Il marketing nell’era del Politically Correct: l’approccio ad una comunicazione responsabile

A cura di Bianca Piccioni

Qual è l’origine e il significato dell’espressione “politically correct”, e fino a che punto è ancora utile o limitante nella nostra società e nel marketing?

L’espressione angloamericana politically correct designa un orientamento ideologico e culturale di estremo rispetto verso determinate categorie di persone. Nasce nelle università statunitensi verso la fine degli anni ’80 del Novecento con l’obiettivo di promuovere una maggiore giustizia sociale e di difendere e riconoscere pienamente l’identità culturale delle minoranze oppresse.

Ma se i presupposti sono positivi, dove sta il corto circuito?

Nonostante gli ideali egualitari e progressisti che hanno ispirato il politically correct, questo è stato criticato per il conformismo linguistico e per essere visto come un’imposizione ideologica che limita la libertà di espressione, generando molte polemiche.

Difatti, sotto il pretesto di promuovere ideali di giustizia sociale, il politically correct si concentra principalmente sulla forma anziché sulla sostanza dei problemi, contribuendo ad alimentare una sorta di ipocrisia; si potrebbe sostenere che esso rappresenti una sorta di morale pubblica, per cui essere politicamente corretti implica conformarsi alle linee guida di un ideologia dominante. Morale che però spesso risulta costruita, poiché non corrisponde all’azione; di conseguenza, il politically correct è considerato da tanti poco più di uno schermo.
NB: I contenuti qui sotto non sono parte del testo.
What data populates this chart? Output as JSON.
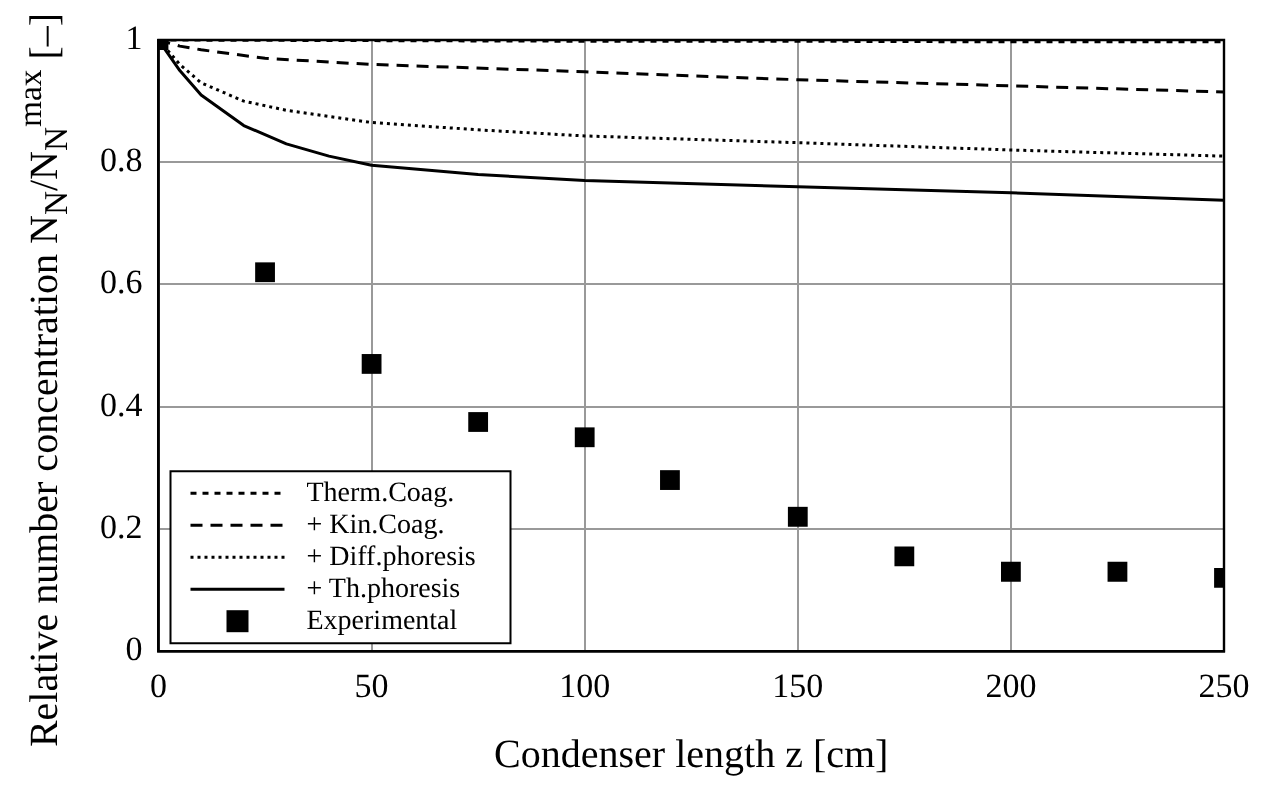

Fonte immagine: https://www.populismstudies.org/Vocabulary/political-correctness/

Che ripercussioni ha il politically correct nel marketing pubblicitario?

Il politically correct ha influenzato profondamente anche il marketing. Le aziende si trovano ora a dover fronteggiare una serie di sensibilità culturali e sociali, e un passo falso può scatenare boicottaggi, proteste online e danni alla reputazione. Questo ha spinto ad optare per un approccio estremamente cauto e conservativo, limitando così l’audacia del messaggio.

Vi è però una doppia faccia della medaglia: spesso infatti, il veicolare tematiche sociali che cavalcano il politically correct, non è dettato da un fattore politico o sociale ma economico, considerata la viralità che tali notizie e pubblicità anticonformiste generano sui social.

Un esempio recente è il nuovo live action di Biancaneve, una produzione Disney con Rachel Zegler nei panni della principessa protagonista: il film ha già fatto discutere ancor prima di uscire nelle sale per il suo essere politicamente corretto.

Il marketing generale della pellicola e in particolare la selezione dell’attrice protagonista sono stati oggetto di critica. Molti lamentano che, in nome della diversità e dell’inclusione, si rischi di “tradire” la storia originale. Anche il ruolo del principe e quello dei nani sono stati rivisitati per adeguarsi alle sensibilità contemporanee: per il primo non sarebbe più accettabile quel bacio senza consenso, mentre i nani sono ovviamente di etnie diverse con altezze variabili. Tutte sfide aggiuntive per un film che oggi si muove tra mille ostacoli “imposti” dal politically correct.

Si solleva dunque il dubbio su quanto il politically correct sia realmente sostenuto da principi sostanziali e quanto, invece, sia semplicemente forma, potenzialmente ipocrita, per tutelare il prodotto. Ciò che si evince è semplicemente la volontà di un brand di dimostrare, a tutti i costi, di aver fatto quell’upgrade, quello switch che gli permette di essere moderno, al passo coi tempi, e dunque accettabile dall’ideologia del politically correct.